Il Tribunale civile di Milano, con ordinanza di rinvio pregiudiziale ex art. 363-bis cod. proc. civ., ha disposto il rinvio degli atti alla Suprema Corte di Cassazione per la risoluzione delle questioni di diritto meglio illustrate nel provvedimento (allegato al post)
Nella fattispecie concreta, il giudice è chiamato a liquidare il danno non patrimoniale subito dall’attore a seguito di un sinistro stradale, verificatosi antecedentemente all’entrata in vigore della T.U.N., in cui questi ha riportato certamente lesioni di non lieve entità, vale a dire superiori alla soglia del 9% di invalidità permanente, come previsto dall’art. 138 del Codice delle Assicurazioni Private.

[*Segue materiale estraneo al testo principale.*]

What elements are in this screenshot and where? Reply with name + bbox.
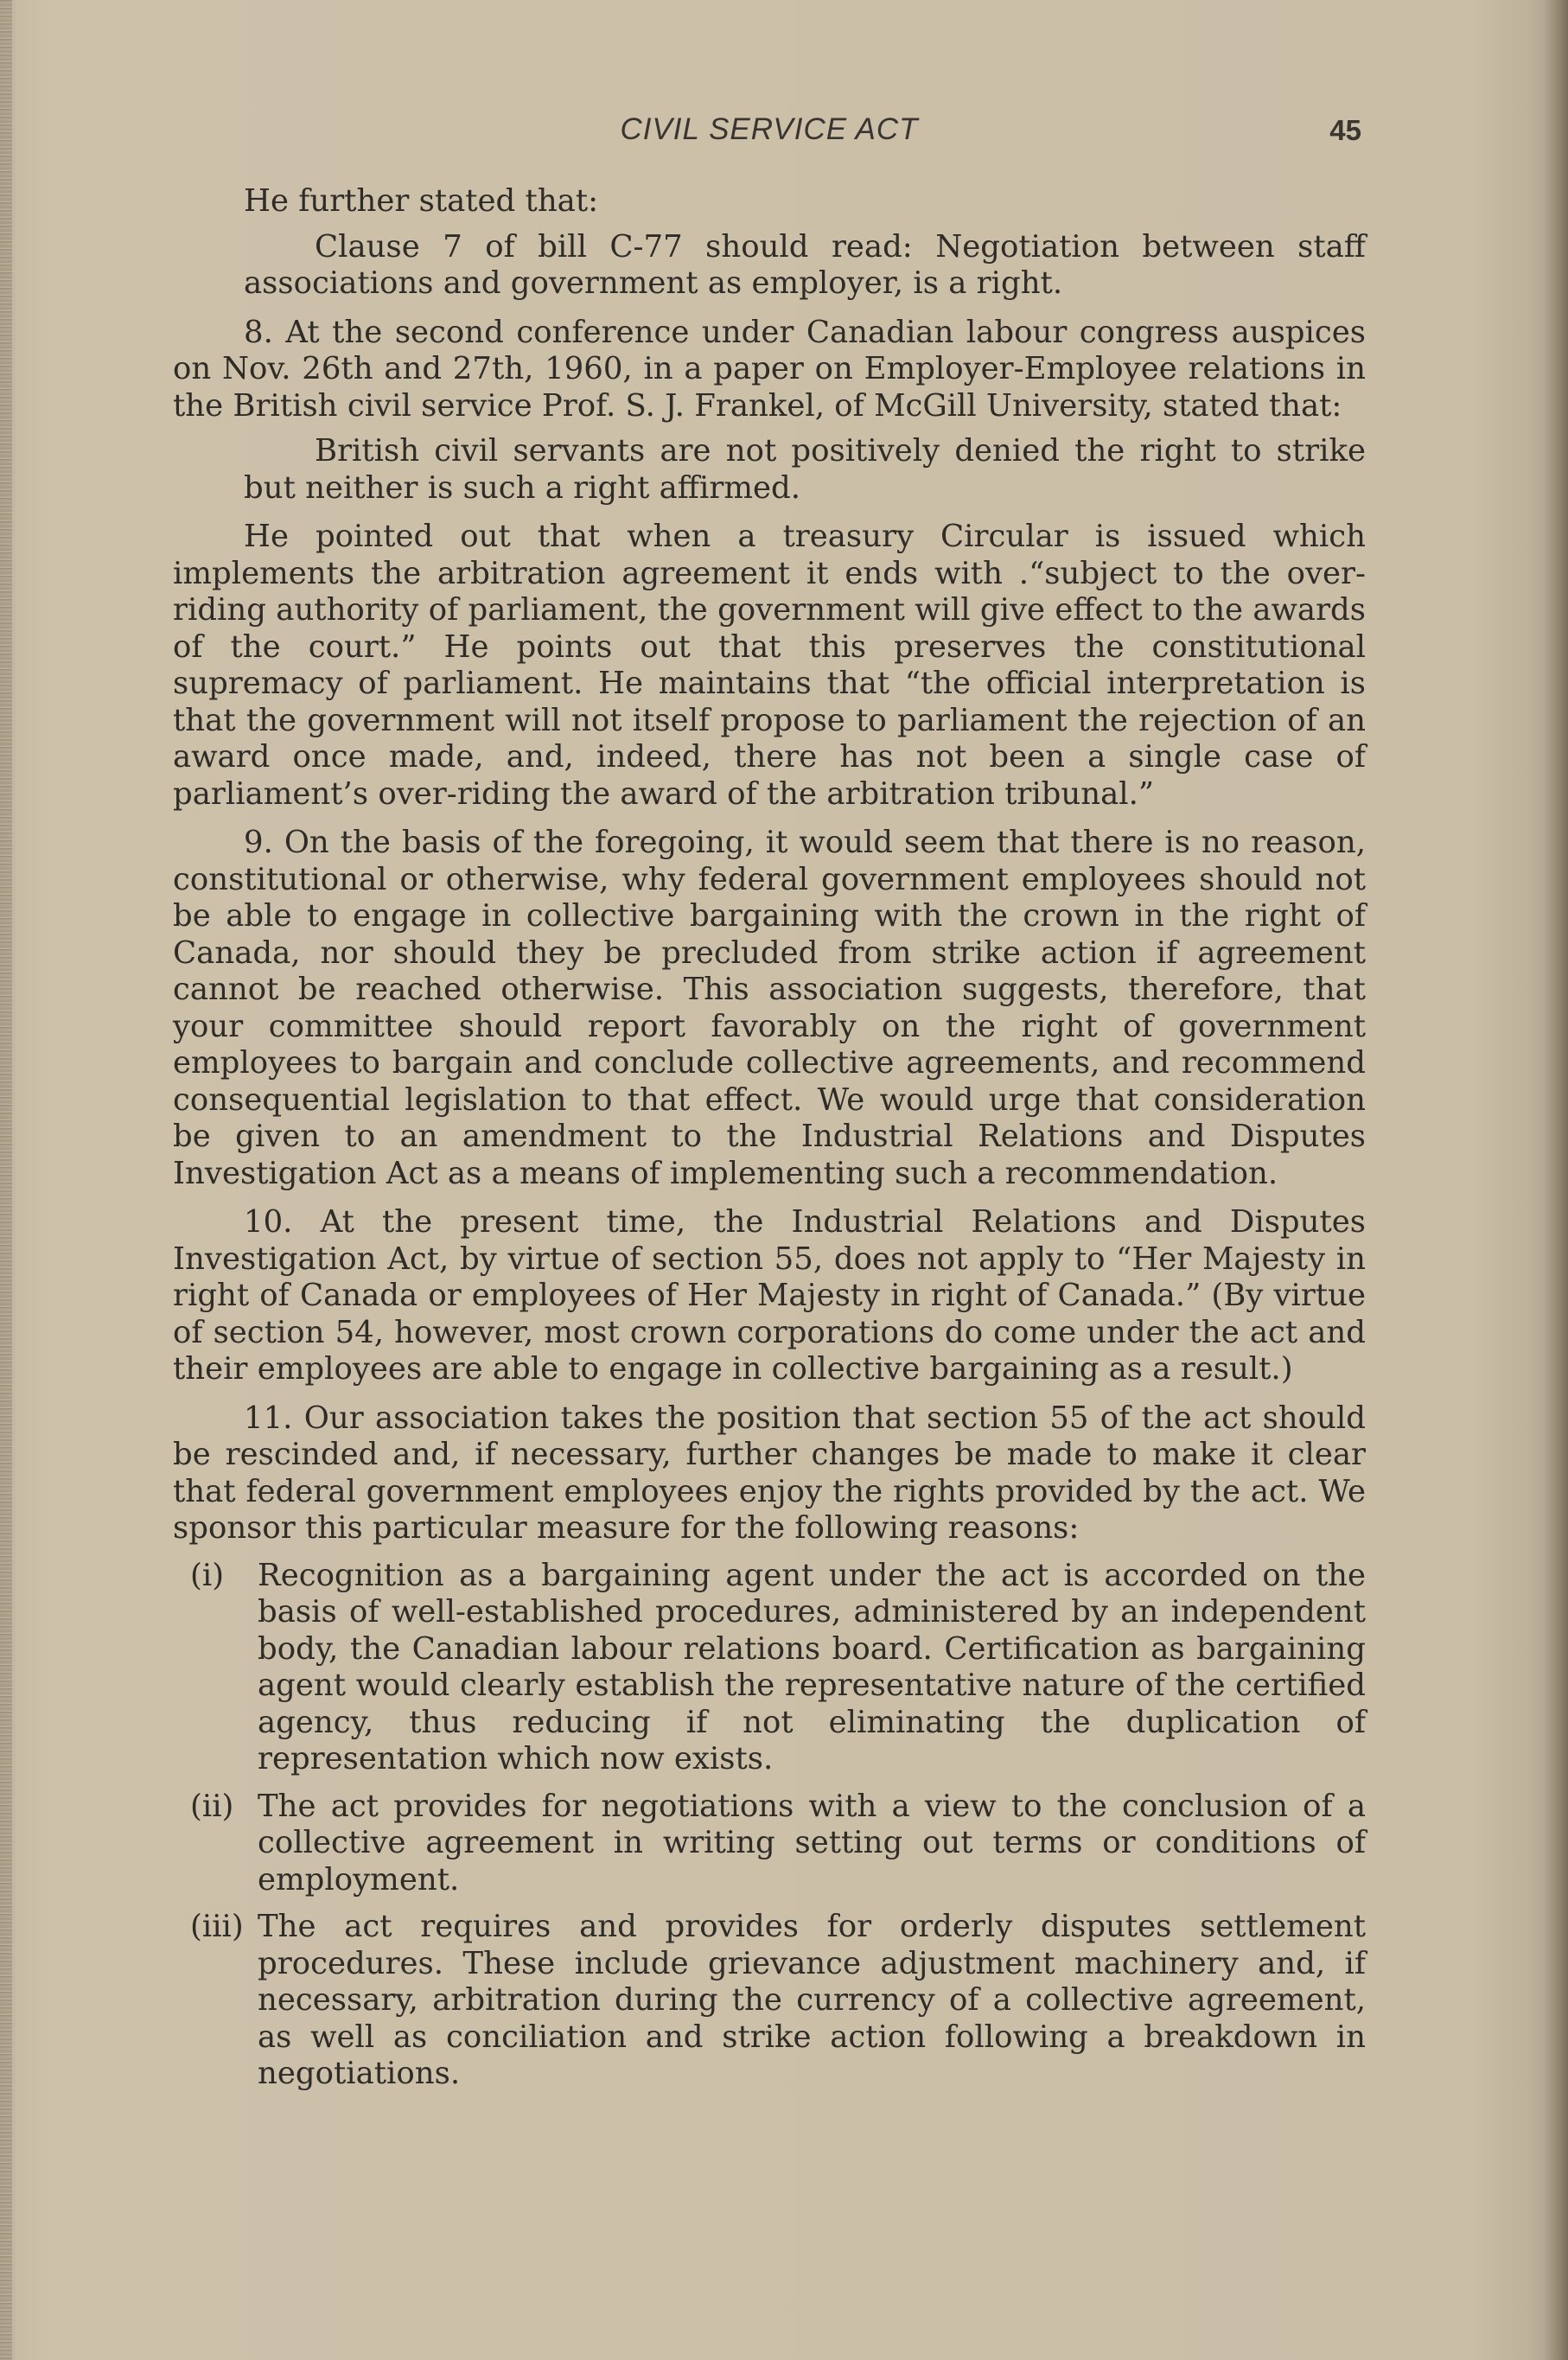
page-header bbox=[173, 112, 1366, 156]
page-right-edge bbox=[1544, 0, 1568, 2360]
paragraph-further-stated: He further stated that: bbox=[244, 183, 599, 219]
paragraph-treasury-circular: He pointed out that when a treasury Circular is issued which implements the arbitration agreement it ends with .“subject to the over-riding authority of parliament, the government will give effect to the awards of the court.” He points out that this preserves the constitutional supremacy of parliament. He maintains that “the official interpretation is that the government will not itself propose to parliament the rejection of an award once made, and, indeed, there has not been a single case of parliament’s over-riding the award of the arbitration tribunal.” bbox=[173, 519, 1366, 812]
list-item bbox=[173, 1558, 1366, 1778]
paragraph-10: 10. At the present time, the Industrial Relations and Disputes Investigation Act, by virtue of section 55, does not apply to “Her Majesty in right of Canada or employees of Her Majesty in right of Canada.” (By virtue of section 54, however, most crown corporations do come under the act and their employees are able to engage in collective bargaining as a result.) bbox=[173, 1204, 1366, 1387]
running-title: CIVIL SERVICE ACT bbox=[620, 112, 919, 146]
paragraph-11: 11. Our association takes the position that section 55 of the act should be rescinded and, if necessary, further changes be made to make it clear that federal government employees enjoy the rights provided by the act. We sponsor this particular measure for the following reasons: bbox=[173, 1400, 1366, 1546]
list-item bbox=[173, 1909, 1366, 2093]
body-text bbox=[173, 183, 1366, 2093]
list-item-text: Recognition as a bargaining agent under the act is accorded on the basis of well-established procedures, administered by an independent body, the Canadian labour relations board. Certification as bargaining agent would clearly establish the representative nature of the certified agency, thus reducing if not eliminating the duplication of representation which now exists. bbox=[258, 1557, 1366, 1776]
paragraph-9: 9. On the basis of the foregoing, it would seem that there is no reason, constitutional or otherwise, why federal government employees should not be able to engage in collective bargaining with the crown in the right of Canada, nor should they be precluded from strike action if agreement cannot be reached otherwise. This association suggests, therefore, that your committee should report favorably on the right of government employees to bargain and conclude collective agreements, and recommend consequential legislation to that effect. We would urge that consideration be given to an amendment to the Industrial Relations and Disputes Investigation Act as a means of implementing such a recommendation. bbox=[173, 825, 1366, 1191]
list-item-text: The act requires and provides for orderly disputes settlement procedures. These include grievance adjustment machinery and, if necessary, arbitration during the currency of a collective agreement, as well as conciliation and strike action following a breakdown in negotiations. bbox=[258, 1909, 1366, 2091]
page-binding-edge bbox=[0, 0, 12, 2360]
paragraph-8: 8. At the second conference under Canadian labour congress auspices on Nov. 26th and 27th, 1960, in a paper on Employer-Employee relations in the British civil service Prof. S. J. Frankel, of McGill University, stated that: bbox=[173, 314, 1366, 424]
page-number: 45 bbox=[1329, 114, 1361, 146]
list-marker: (ii) bbox=[190, 1788, 234, 1824]
list-marker: (iii) bbox=[190, 1909, 244, 1944]
quote-british-civil-servants: British civil servants are not positively denied the right to strike but neither is such a right affirmed. bbox=[244, 433, 1366, 506]
list-marker: (i) bbox=[190, 1557, 225, 1593]
list-item-text: The act provides for negotiations with a view to the conclusion of a collective agreement in writing setting out terms or conditions of employment. bbox=[258, 1788, 1366, 1898]
quote-clause-7: Clause 7 of bill C-77 should read: Negotiation between staff associations and government as employer, is a right. bbox=[244, 228, 1366, 301]
list-item bbox=[173, 1789, 1366, 1899]
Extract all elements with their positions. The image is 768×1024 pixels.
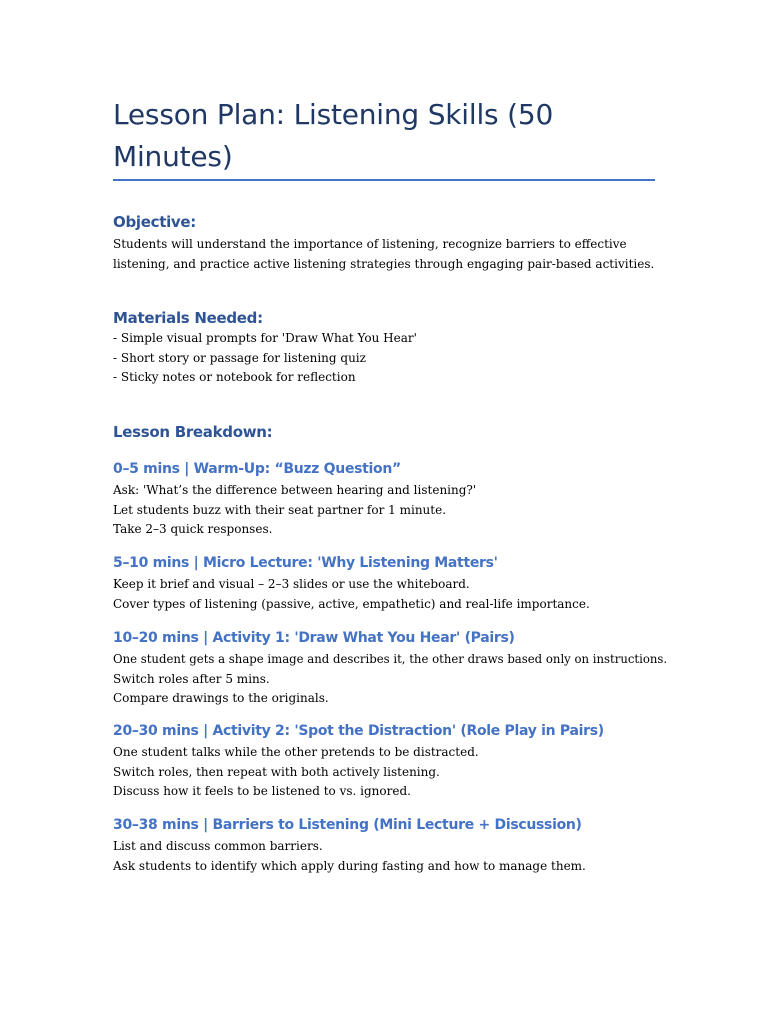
- segment-heading: 30–38 mins | Barriers to Listening (Mini Lecture + Discussion): [113, 817, 582, 833]
- segment-activity-1: [113, 628, 673, 709]
- materials-section: [113, 308, 673, 388]
- segment-activity-2: [113, 721, 673, 802]
- objective-section: [113, 212, 673, 274]
- segment-line: Compare drawings to the originals.: [113, 691, 329, 705]
- materials-item: - Simple visual prompts for 'Draw What You Hear': [113, 331, 417, 345]
- materials-item: - Short story or passage for listening quiz: [113, 350, 366, 365]
- segment-line: Take 2–3 quick responses.: [113, 522, 273, 536]
- breakdown-section: [113, 422, 673, 442]
- page-title: Lesson Plan: Listening Skills (50 Minutes): [113, 98, 554, 173]
- objective-line: listening, and practice active listening strategies through engaging pair-based activities.: [113, 256, 655, 271]
- segment-line: Switch roles, then repeat with both actively listening.: [113, 764, 440, 779]
- segment-line: Discuss how it feels to be listened to vs. ignored.: [113, 784, 411, 798]
- objective-line: Students will understand the importance of listening, recognize barriers to effective: [113, 237, 627, 251]
- segment-warm-up: [113, 459, 673, 540]
- breakdown-heading: Lesson Breakdown:: [113, 423, 273, 441]
- materials-item: - Sticky notes or notebook for reflection: [113, 370, 356, 384]
- segment-line: Switch roles after 5 mins.: [113, 671, 270, 686]
- segment-line: List and discuss common barriers.: [113, 839, 323, 853]
- segment-line: Let students buzz with their seat partner for 1 minute.: [113, 502, 447, 517]
- segment-line: Keep it brief and visual – 2–3 slides or use the whiteboard.: [113, 577, 470, 591]
- segment-line: Ask: 'What’s the difference between hearing and listening?': [113, 483, 477, 497]
- segment-heading: 10–20 mins | Activity 1: 'Draw What You Hear' (Pairs): [113, 630, 515, 646]
- segment-heading: 5–10 mins | Micro Lecture: 'Why Listening Matters': [113, 555, 498, 571]
- segment-line: One student talks while the other pretends to be distracted.: [113, 745, 479, 759]
- segment-line: One student gets a shape image and describes it, the other draws based only on instructions.: [113, 652, 668, 666]
- segment-barriers: [113, 815, 673, 876]
- segment-line: Cover types of listening (passive, active, empathetic) and real-life importance.: [113, 596, 590, 611]
- title-underline: [113, 179, 655, 181]
- segment-micro-lecture: [113, 553, 673, 614]
- segment-heading: 0–5 mins | Warm-Up: “Buzz Question”: [113, 461, 401, 477]
- segment-line: Ask students to identify which apply during fasting and how to manage them.: [113, 858, 586, 873]
- materials-heading: Materials Needed:: [113, 309, 263, 327]
- segment-heading: 20–30 mins | Activity 2: 'Spot the Distraction' (Role Play in Pairs): [113, 723, 604, 739]
- objective-heading: Objective:: [113, 213, 196, 231]
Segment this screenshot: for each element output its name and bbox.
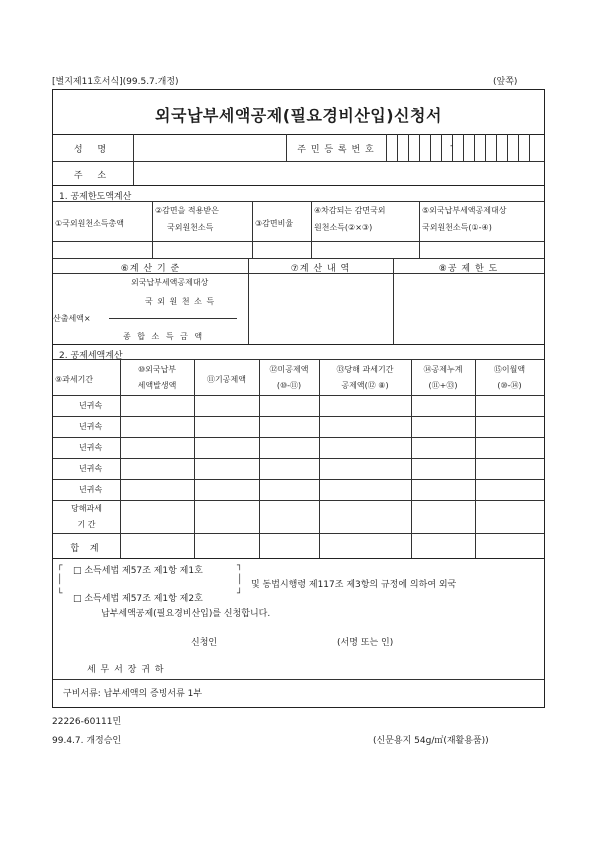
col4-header: ④차감되는 감면국외 (314, 206, 386, 215)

La questione giuridica in esame riguarda l’individuazione dei criteri risarcitori applicabili, alla luce del principio dell’equità ex art. 1226 c.c. In particolare, occorre stabilire se, , la liquidazione del danno non patrimoniale debba avvenire:
• sulla base della Tabella Unica Nazionale (c.d. T.U.N.), adottata con il D.P.R. 13.01.2025, n. 12 ed entrata in vigore il 5 marzo 2025;
• ovvero se, considerato che quest’ultima non era ancora in vigore al momento del sinistro, debba farsi riferimento alla Tabella elaborata dal Tribunale di Milano (Edizione 2024) sui criteri di liquidazione del danno non patrimoniale da lesione del bene salute.
La questione sulla tabella applicabile è “questione esclusivamente di diritto”, perché (come si spiegherà meglio in prosieguo) la T.U.N. è oggetto del citato D.P.R. n. 12/2025 e la Tabella per la liquidazione del danno non patrimoniale da lesione del bene salute, approvata dall’Osservatorio sulla Giustizia civile di Milano, ha acquistato una sorta di efficacia para-normativa, “quale parametro di conformità della valutazione equitativa del danno biologico alle disposizioni di cui agli artt. 1226 e 2056 cod. civ.” e, conseguentemente, incorre in vizio di violazione di legge la sentenza che la disapplichi (Cass., sent., n. 12408/2011); con l’avvertenza che “non è lo scostamento dalle tabelle milanesi a fondare la violazione della norma di diritto, ma le tabelle sono il parametro per verificare se sia stato violato l’art. 1226 c.c.” (Cass., sent., n. 10579/2021).
Del resto, l’individuazione della Tabella applicabile incide in modo determinante sull’esito del presente giudizio, poiché l’applicazione della T.U.N., rispetto alla omologa Tabella milanese, conduce, a parità di danno biologico permanente e temporaneo, a risultati liquidatori sensibilmente diversi.